Le Conseil fédéral et le Parlement ont fait un pas dans cette direction en adoptant la motion du conseiller aux États Josef Dittli (PLR/UR) en 2019 : le texte exige une adaptation du système d’autorisation de mise sur le marché et de fixation des prix dans l’assurance de base. Des modifications sont ainsi en cours d’élaboration afin que la fréquence de l’utilisation, le bénéfice thérapeutique et le financement soient également pris en considération.

Aujourd’hui déjà, les premiers modèles de prix tiennent compte de la limitation du volume du chiffre d’affaires, des restitutions en raison d’un manque d’efficacité ou des modifications de prix. Ces modèles de prix pourraient à l’avenir encore davantage contribuer à maîtriser l’augmentation des coûts dans le domaine des médicaments. C’est pourquoi l’objectif est de renforcer les bases légales pour la mise en œuvre de modèles de prix dans le cadre du « deuxième volet de mesures visant à freiner la hausse des coûts », qui sera soumis au Parlement au premier semestre 2022. Il s’agit d’ancrer dans la loi les possibilités de mise en œuvre de modèles de prix et d’améliorer l’application pratique des restitutions aux assureurs maladie.

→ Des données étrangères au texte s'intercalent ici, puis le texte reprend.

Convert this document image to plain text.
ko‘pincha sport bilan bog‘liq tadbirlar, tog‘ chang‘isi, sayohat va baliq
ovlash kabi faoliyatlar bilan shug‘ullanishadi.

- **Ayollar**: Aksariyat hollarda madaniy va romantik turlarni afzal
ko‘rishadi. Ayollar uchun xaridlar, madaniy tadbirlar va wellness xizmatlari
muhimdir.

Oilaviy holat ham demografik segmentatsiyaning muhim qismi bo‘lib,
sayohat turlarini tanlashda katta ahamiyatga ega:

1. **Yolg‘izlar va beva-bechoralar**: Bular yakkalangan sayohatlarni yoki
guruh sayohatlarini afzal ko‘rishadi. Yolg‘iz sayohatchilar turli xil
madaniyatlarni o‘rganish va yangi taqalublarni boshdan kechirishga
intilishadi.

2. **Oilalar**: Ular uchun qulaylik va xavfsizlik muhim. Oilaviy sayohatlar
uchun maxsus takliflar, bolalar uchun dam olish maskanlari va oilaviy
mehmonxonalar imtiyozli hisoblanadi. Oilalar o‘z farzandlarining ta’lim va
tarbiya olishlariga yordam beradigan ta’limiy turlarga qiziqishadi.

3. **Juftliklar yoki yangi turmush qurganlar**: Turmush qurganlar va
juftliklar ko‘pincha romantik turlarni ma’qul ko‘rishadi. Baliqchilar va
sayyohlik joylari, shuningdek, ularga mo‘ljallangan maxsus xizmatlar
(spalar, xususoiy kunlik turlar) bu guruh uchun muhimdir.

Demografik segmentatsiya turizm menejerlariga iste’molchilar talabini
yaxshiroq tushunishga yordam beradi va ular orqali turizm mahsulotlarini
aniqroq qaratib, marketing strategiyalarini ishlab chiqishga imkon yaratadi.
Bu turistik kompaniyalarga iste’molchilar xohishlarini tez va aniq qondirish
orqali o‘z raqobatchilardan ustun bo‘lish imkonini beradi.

Il n’en reste pas moins que les modalités concrètes d’un modèle de prix resteront un défi dans certains cas malgré la nouvelle base légale. C’est pourquoi l’OFSP a déjà apporté plusieurs nouvelles solutions sous la forme de modèles de prix destinés à maîtriser les coûts et s’intéresse à d’autres solutions. Pour que les médicaments puissent être remboursés rapidement et à un prix abordable, il faut également que l’industrie pharmaceutique ait une vue d’ensemble sur l’évolution des coûts à l’échelle du système, allant au-delà des intérêts dans chaque cas particulier.

Une question cruciale


Les modèles de prix auront donc un rôle encore plus important à jouer à l’avenir. Mais ils ne sont en définitive que les outils qui contribuent à une fixation des prix sur une nouvelle base. Ils ne permettent pas de savoir à combien devrait s’élever le prix pour une fréquence d’utilisation donnée, ni quelle devrait être la réduction tarifaire en cas d’augmentation du volume. Ils n’indiquent pas non plus quel prix ou quels coûts sont économiques pour quel bénéfice.

Il y a dix ans, le conseiller national Ignazio Cassis, aujourd’hui conseiller fédéral, a posé une épineuse question au gouvernement : « Combien doit payer la collectivité pour une année de vie ? ». Cette question reste aujourd’hui encore sans réponse. Dans l’intervalle, la Commission nationale d’éthique (CNE) a indiqué fin 2020 à la demande de l’OFSP qu’il est tout à fait éthique et nécessaire de s’intéresser aux questions de la limitation des coûts et du financement. C’est pourquoi l’OFSP est en train d’élaborer des propositions avec le concours d’experts dans le cadre des travaux relatifs au deuxième volet de mesures visant à maîtriser les coûts.

La question doit être débattue au Parlement. La CNE souligne à juste titre l’importance du débat politique sur ces thématiques de portée majeure. Le temps est maintenant venu de se pencher sur cette question cruciale.

  1. Art. 65b al. 5 OAMal[]
  2. Voir l’article de Jayashree Watal (Université nationale de droit de Delhi et Centre de droit de l’Université de Georgetown) dans ce numéro. []
  3. 72e Assemblée mondiale de la santé (2019). Améliorer la transparence des marchés de médicaments, de vaccins et d’autres produits sanitaires. Point 11.7 de l’ordre du jour. Résolution du 28 mai. []

Proposition de citation: Thomas Christen ; Jörg Indermitte ; (2021). Modèles de prix : un frein à la hausse des coûts des médicaments . La Vie économique, 26 novembre.